Companies that have implemented data reporting systems often use them to generate reports for internal use, but they can also be used to provide data-driven insights to customers and other stakeholders. When it comes to Big Data, these insights are usually generated by analyzing large amounts of data and then using statistical methods to predict events that may occur in the future.
Data reporting typically involves creating visualizations of data so that its meaning can be easily understood by non-technical users. A good video editor and some animations can help. This allows companies to share information with their stakeholders without having to rely on technical jargon or complicated statistical models in order to explain what’s happening with their business processes.
Performance Monitoring and Optimization
Performance monitoring and optimization is a discipline that focuses on measuring and improving the performance of a system. It involves detecting, diagnosing, and resolving bottlenecks in the system or process. Data scientists who specialize in this area will be able to develop statistical models to find out how well a system is performing and what factors are affecting its performance. They will also be able to use those models to identify bottlenecks so that they can be removed or reduced.
Performance monitoring can be done in two ways: manual and automated. Manual performance monitoring is when someone goes through the data manually and makes adjustments as necessary. Automated performance monitoring uses an algorithm to make decisions about how well the system is working, based on its own analysis. Monitoring can also be done at higher levels by measuring application-level metrics such as response time or throughput.
Performance monitoring can be used in many different ways.
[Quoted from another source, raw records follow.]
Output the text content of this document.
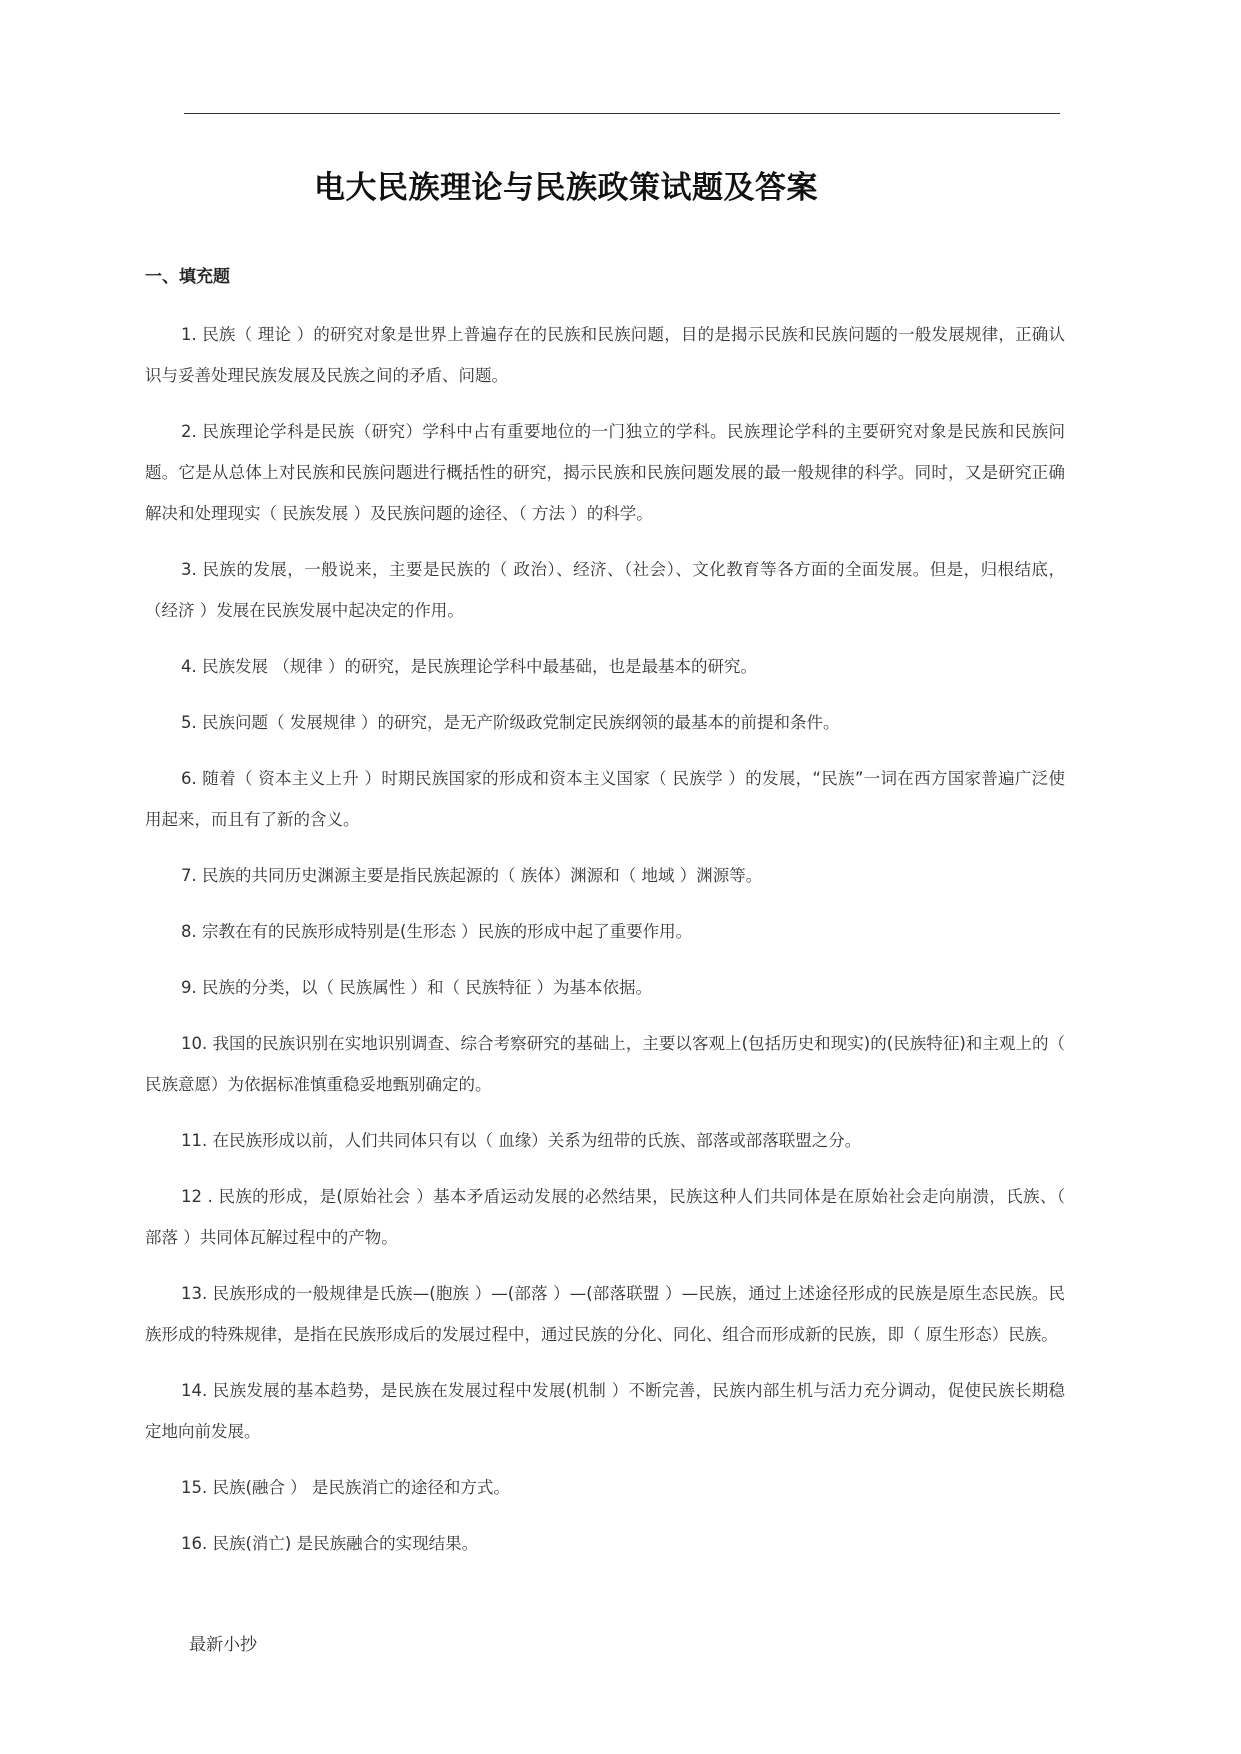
电大民族理论与民族政策试题及答案
一、填充题

1. 民族（ 理论 ）的研究对象是世界上普遍存在的民族和民族问题，目的是揭示民族和民族问题的一般发展规律，正确认识与妥善处理民族发展及民族之间的矛盾、问题。

2. 民族理论学科是民族（研究）学科中占有重要地位的一门独立的学科。民族理论学科的主要研究对象是民族和民族问题。它是从总体上对民族和民族问题进行概括性的研究，揭示民族和民族问题发展的最一般规律的科学。同时，又是研究正确解决和处理现实（ 民族发展 ）及民族问题的途径、（ 方法 ）的科学。

3. 民族的发展，一般说来，主要是民族的（ 政治）、经济、（社会）、文化教育等各方面的全面发展。但是，归根结底，（经济 ）发展在民族发展中起决定的作用。

4. 民族发展 （规律 ）的研究，是民族理论学科中最基础，也是最基本的研究。

5. 民族问题（ 发展规律 ）的研究，是无产阶级政党制定民族纲领的最基本的前提和条件。

6. 随着（ 资本主义上升 ）时期民族国家的形成和资本主义国家（ 民族学 ）的发展，“民族”一词在西方国家普遍广泛使用起来，而且有了新的含义。

7. 民族的共同历史渊源主要是指民族起源的（ 族体）渊源和（ 地域 ）渊源等。

8. 宗教在有的民族形成特别是(生形态 ）民族的形成中起了重要作用。

9. 民族的分类，以（ 民族属性 ）和（ 民族特征 ）为基本依据。

10. 我国的民族识别在实地识别调查、综合考察研究的基础上，主要以客观上(包括历史和现实)的(民族特征)和主观上的（ 民族意愿）为依据标准慎重稳妥地甄别确定的。

11. 在民族形成以前，人们共同体只有以（ 血缘）关系为纽带的氏族、部落或部落联盟之分。

12 . 民族的形成，是(原始社会 ）基本矛盾运动发展的必然结果，民族这种人们共同体是在原始社会走向崩溃，氏族、（ 部落 ）共同体瓦解过程中的产物。

13. 民族形成的一般规律是氏族—(胞族 ）—(部落 ）—(部落联盟 ）—民族，通过上述途径形成的民族是原生态民族。民族形成的特殊规律，是指在民族形成后的发展过程中，通过民族的分化、同化、组合而形成新的民族，即（ 原生形态）民族。

14. 民族发展的基本趋势，是民族在发展过程中发展(机制 ）不断完善，民族内部生机与活力充分调动，促使民族长期稳定地向前发展。

15. 民族(融合 ） 是民族消亡的途径和方式。

16. 民族(消亡) 是民族融合的实现结果。

最新小抄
A common approach is to monitor system resources like CPU and memory usage or I/O bandwidth utilization. Actual example is monitoring the size of your disk space which gives your system good performance. The optimization process is by compressing files and videos with ZIP archive and with a video compressor.
Conclusion
With data being such a vital and important component of every industry, from retail to banking, it has never been more important to institute some kind of system that facilitates a better understanding of all that data. The ever-increasing amount of information collected and analyzed makes it tricky for those in charge of storing and handling the data to be able to understand how it is being consumed. The disciplines outlined above are some ways in which the big data management process can be enhanced, both at this point in time, and as technology becomes more advanced.